Life in a refugee camp can be hard, especially if you are a woman or a child. A delegation from the women's rights committee visited camps and centres for refugees around Athens on 3-4 November to assess their situation. Following the mission we spoke to the head of the delegation Constance Le Grip, a French member of the EPP group. She called on EU countries to live up to their commitment to take in more refugees, especially women and children.
How is life as a refugee harder for women than for men? What are the main challenges they face?
The insecurity and dangers threatening female refugees and migrants’ physical and psychological integrity are a lot more significant that those facing men. They run the risk of being sexually exploited and being taken by human trafficking networks. And this could also happen once they have arrived in the EU, including in camps.
There is not enough security and surveillance. They don’t always have the possibility to shut themselves away and there are no separate bathrooms. Staff members have told us about the high levels of domestic violence to which women are exposed.
How are unaccompanied minors being looked after?
Most of them live in general refugee camps.

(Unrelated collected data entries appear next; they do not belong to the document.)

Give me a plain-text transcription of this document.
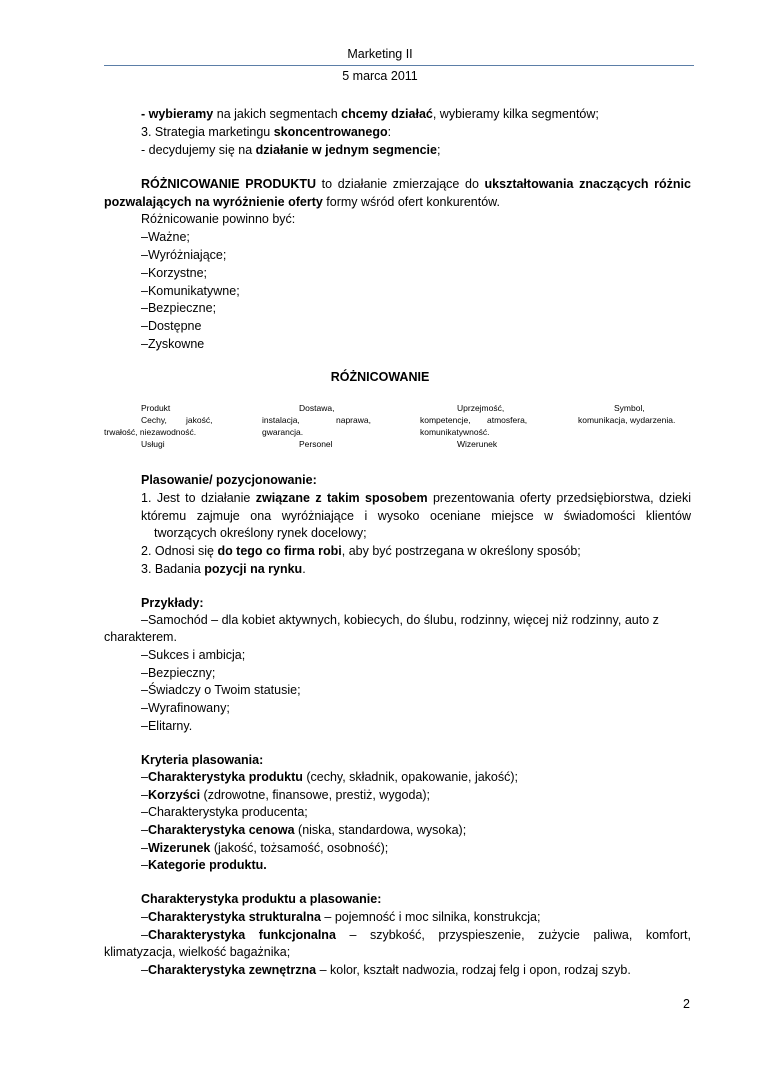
Marketing II
5 marca 2011
- wybieramy na jakich segmentach chcemy działać, wybieramy kilka segmentów;
3. Strategia marketingu skoncentrowanego:
- decydujemy się na działanie w jednym segmencie;
RÓŻNICOWANIE PRODUKTU to działanie zmierzające do ukształtowania znaczących różnic
pozwalających na wyróżnienie oferty formy wśród ofert konkurentów.
Różnicowanie powinno być:
– Ważne;
– Wyróżniające;
– Korzystne;
– Komunikatywne;
– Bezpieczne;
– Dostępne
– Zyskowne
RÓŻNICOWANIE
Produkt	Dostawa,	Uprzejmość,	Symbol,
Cechy, jakość,	instalacja,	naprawa,	kompetencje, atmosfera,	komunikacja, wydarzenia.
trwałość, niezawodność.	gwarancja.	komunikatywność.
Usługi	Personel	Wizerunek
Plasowanie/ pozycjonowanie:
1. Jest to działanie związane z takim sposobem prezentowania oferty przedsiębiorstwa, dzieki
któremu zajmuje ona wyróżniające i wysoko oceniane miejsce w świadomości klientów
tworzących określony rynek docelowy;
2. Odnosi się do tego co firma robi, aby być postrzegana w określony sposób;
3. Badania pozycji na rynku.
Przykłady:
– Samochód – dla kobiet aktywnych, kobiecych, do ślubu, rodzinny, więcej niż rodzinny, auto z
charakterem.
– Sukces i ambicja;
– Bezpieczny;
– Świadczy o Twoim statusie;
– Wyrafinowany;
– Elitarny.
Kryteria plasowania:
– Charakterystyka produktu (cechy, składnik, opakowanie, jakość);
– Korzyści (zdrowotne, finansowe, prestiż, wygoda);
– Charakterystyka producenta;
– Charakterystyka cenowa (niska, standardowa, wysoka);
– Wizerunek (jakość, tożsamość, osobność);
– Kategorie produktu.
Charakterystyka produktu a plasowanie:
– Charakterystyka strukturalna – pojemność i moc silnika, konstrukcja;
– Charakterystyka funkcjonalna – szybkość, przyspieszenie, zużycie paliwa, komfort,
klimatyzacja, wielkość bagażnika;
– Charakterystyka zewnętrzna – kolor, kształt nadwozia, rodzaj felg i opon, rodzaj szyb.
2
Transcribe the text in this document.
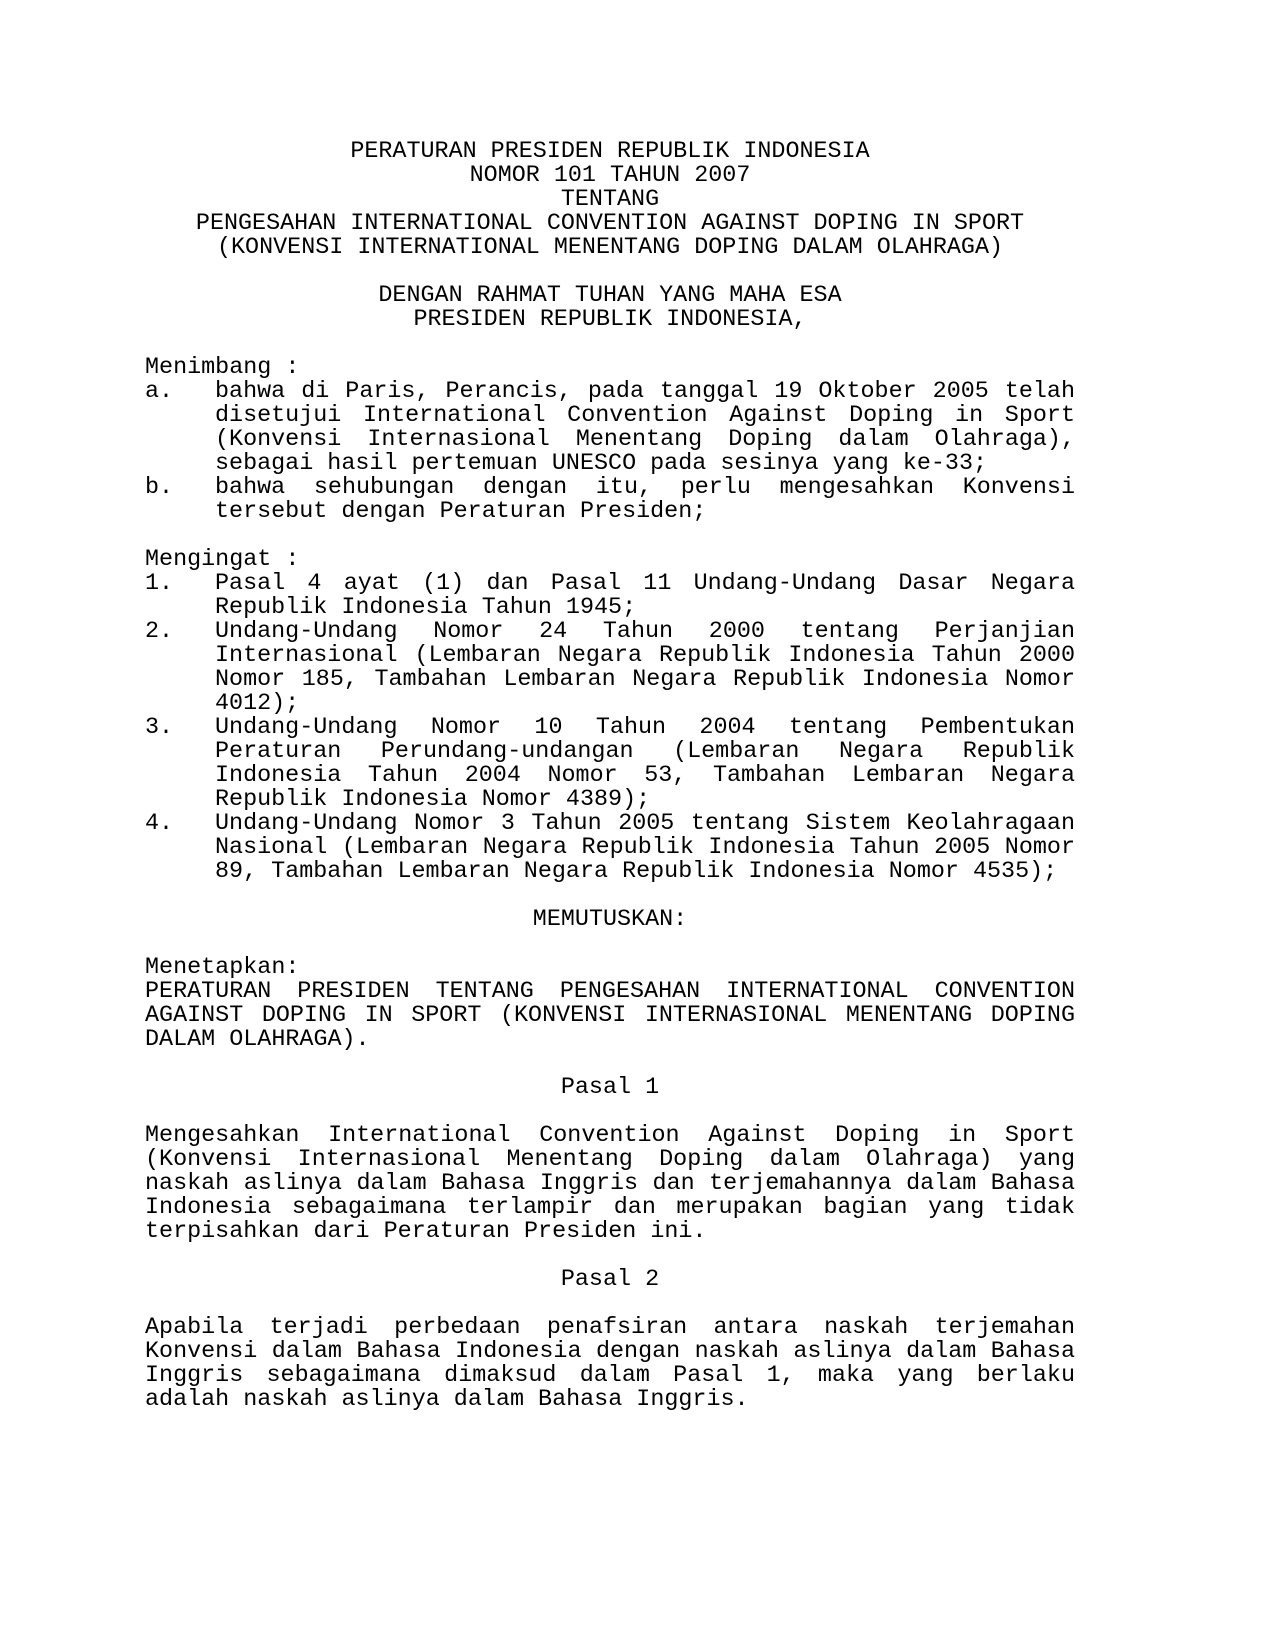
PERATURAN PRESIDEN REPUBLIK INDONESIA
NOMOR 101 TAHUN 2007
TENTANG
PENGESAHAN INTERNATIONAL CONVENTION AGAINST DOPING IN SPORT
(KONVENSI INTERNATIONAL MENENTANG DOPING DALAM OLAHRAGA)
DENGAN RAHMAT TUHAN YANG MAHA ESA
PRESIDEN REPUBLIK INDONESIA,
Menimbang :
a. bahwa di Paris, Perancis, pada tanggal 19 Oktober 2005 telah disetujui International Convention Against Doping in Sport (Konvensi Internasional Menentang Doping dalam Olahraga), sebagai hasil pertemuan UNESCO pada sesinya yang ke-33;
b. bahwa sehubungan dengan itu, perlu mengesahkan Konvensi tersebut dengan Peraturan Presiden;
Mengingat :
1. Pasal 4 ayat (1) dan Pasal 11 Undang-Undang Dasar Negara Republik Indonesia Tahun 1945;
2. Undang-Undang Nomor 24 Tahun 2000 tentang Perjanjian Internasional (Lembaran Negara Republik Indonesia Tahun 2000 Nomor 185, Tambahan Lembaran Negara Republik Indonesia Nomor 4012);
3. Undang-Undang Nomor 10 Tahun 2004 tentang Pembentukan Peraturan Perundang-undangan (Lembaran Negara Republik Indonesia Tahun 2004 Nomor 53, Tambahan Lembaran Negara Republik Indonesia Nomor 4389);
4. Undang-Undang Nomor 3 Tahun 2005 tentang Sistem Keolahragaan Nasional (Lembaran Negara Republik Indonesia Tahun 2005 Nomor 89, Tambahan Lembaran Negara Republik Indonesia Nomor 4535);
MEMUTUSKAN:
Menetapkan:
PERATURAN PRESIDEN TENTANG PENGESAHAN INTERNATIONAL CONVENTION AGAINST DOPING IN SPORT (KONVENSI INTERNASIONAL MENENTANG DOPING DALAM OLAHRAGA).
Pasal 1
Mengesahkan International Convention Against Doping in Sport (Konvensi Internasional Menentang Doping dalam Olahraga) yang naskah aslinya dalam Bahasa Inggris dan terjemahannya dalam Bahasa Indonesia sebagaimana terlampir dan merupakan bagian yang tidak terpisahkan dari Peraturan Presiden ini.
Pasal 2
Apabila terjadi perbedaan penafsiran antara naskah terjemahan Konvensi dalam Bahasa Indonesia dengan naskah aslinya dalam Bahasa Inggris sebagaimana dimaksud dalam Pasal 1, maka yang berlaku adalah naskah aslinya dalam Bahasa Inggris.
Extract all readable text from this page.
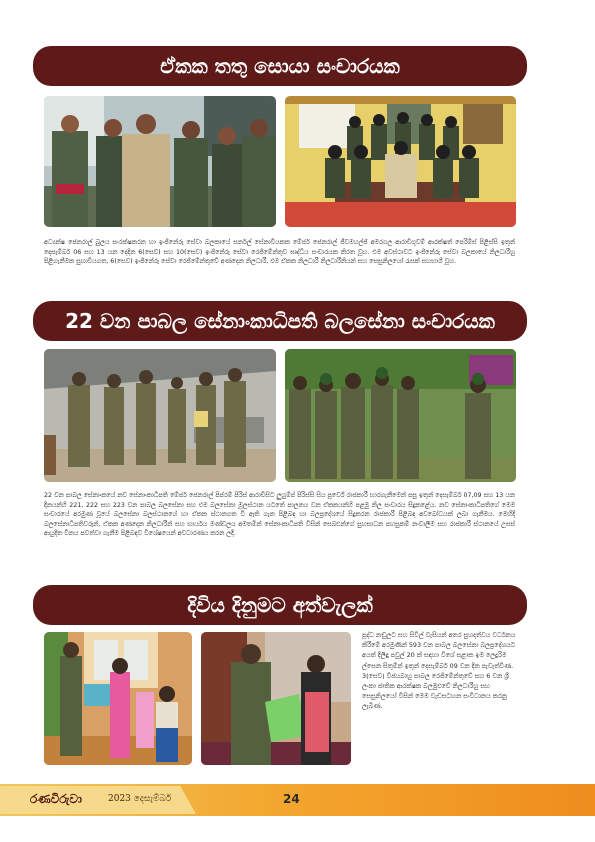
ඒකක තතු සොයා සංචාරයක
අධ්‍යක්ෂ ජෙනරාල් බුලය සංරක්ෂකරන හා ඉංජිනේරු සේවා බලකායේ සර්නල් සේනාවියකක මේජර් ජෙනරාල් ජීවමහල්ජ් අමරගල ආරාචිගුවම් ආරක්ෂත් පෙරිම්ස් පිළිස්සි ඉතුන් දෙසැම්බර් 06 සහ 13 යන දෙදින 6(සෙව) සහ 10(සෙව) ඉංජිනේරු සේවා රෙජිමේන්තුව ඝෘද්ධිය සංචාරයක නිරත වූහ. එම අවස්ථාවට ඉංජිනේරු සේවා බලකායේ නිලධාරීහු පිළිගැනීමක සුහාවියගත, 6(සෙව) ඉංජිනේරු සේවා රෙජිමේන්තුවේ අණදෙන නිලධාරී, එම ඒකක නිලධාරී නිලධාරීනියන් සහ සෙසුනිලයෝ රැසක් සහභාගී වූහ.
22 වන පාබල සේනාංකාධිපති බලසේනා සංචාරයක
22 වන පාබල සේනාංකයේ නව සේනාංකාධිපති මේජර් ජෙනරාල් පිප්රම් පිරිස් ආරාචිසිට ලුහුම්ප් පිරිස්සි සිය පූර්වේ රාජකාරී භාරගැනීමෙන් පසු ඉතුන් දෙසැම්බර් 07,09 සහ 13 යන දිනයන්හි 221, 222 සහ 223 වන පාබල බලසේනා සහ එම බලසේනා මූලස්ථාන යටතේ පාලනය වන ඒකකයන්හි පළමු නිල සංචාරය සිදුකළේය. නව සේනාංකාධිපතිගේ මෙම සංචාරයේ අරමුණ වූයේ බලසේනා බලස්ථානයේ හා ඒකක ස්ථානගත වී ඇති ගැන පිළිබඳ හා බලප්‍රදේශයේ සිදුකරන රාජකාරී පිළිබඳ අවබෝධයක් ලබා ගැනීමය. මෙහිදී බලසේනාධිපතිවරුන්, ඒකක අණදෙන නිලධාරීන් සහ භාර්යය මණ්ඩලය අමතමින් සේනාංකාධිපති විසින් සෙබළුන්ගේ සුහසාධන පහසුකම් නංවාලීම සහ රාජකාරී ස්ථානයේ උසස් ආයුදිත විනය පවත්වා ගැනීම පිළිබඳව විශේෂයෙන් අවධාරණය කරන ලදී.
දිවිය දිනුමට අත්වැලක්
පූද්ධ නඬුලට සහ සිවිල් වැසියන් අතර සුහදත්වය වර්ධනය කිරීමේ අරමුණින් 593 වන පාබල බලසේනා බලප්‍රදේශයට අයත් දිලිඳු පවුල් 20 ක් සඳහා විශේ සළාක ඉම ලෙදුරිම ල්සෙන සිතුම්න් ඉතුන් දෙසැම්බර් 09 වන දින පැවැත්විණ. 3(සෙව) විජයබාහු පාබල රෙජිමේන්තුවේ සහ 6 වන ශ්‍රී ලංකා ජාතික ආරක්ෂක බලමුළුවේ නිලධාරීහු සහ සෙසුනිලයෝ විසින් මෙම වැඩසටහන සංවිධානය කරනු ලැබිණ.
රණවිරුවා	2023 දෙසැම්බර්	24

Certain camps try to group these minors together. Girls are especially vulnerable and experience psychological problems.
Many young people don’t like staying in the camps long. They don’t always understand why they have to be accompanied and supported and often slip away from the camps. As a result they are even more exposed to danger.
Greece urgently needs other EU countries to show their solidarity, in particular by taking in more minors. Because at the moment the conditions in Greece for looking after them are not very good.
You visited a centre for women who were the victim of violence. What impressed you the most?
We didn’t meet the victims themselves, but we had discussions with the management team. They told us that the women in the shelter had demonstrated an enormous willpower and energy and provided they were well supported and advised, would be able to tackle the challenges they are faced with. They are also driven by a lot of a hope and a willingness to cope and join the labour market.
Is it possible to evaluate the extent of the human trafficking problem?
We don’t have any statistics as it is very difficult to trace. The European directive regarding this is either not correctly transposed into national legislation or not correctly applied, or even not at all
How could the Parliament help to make a difference ?
The Parliament has already called attention to the situation on various occasions, for example by adopting a report proposing a series of concrete measures on International Women’s Day.
We need to constantly remind member states of their commitment regarding relocation where each country has to shoulder its part of the burden. We would also like to see a close look at how funds are spent on the ground.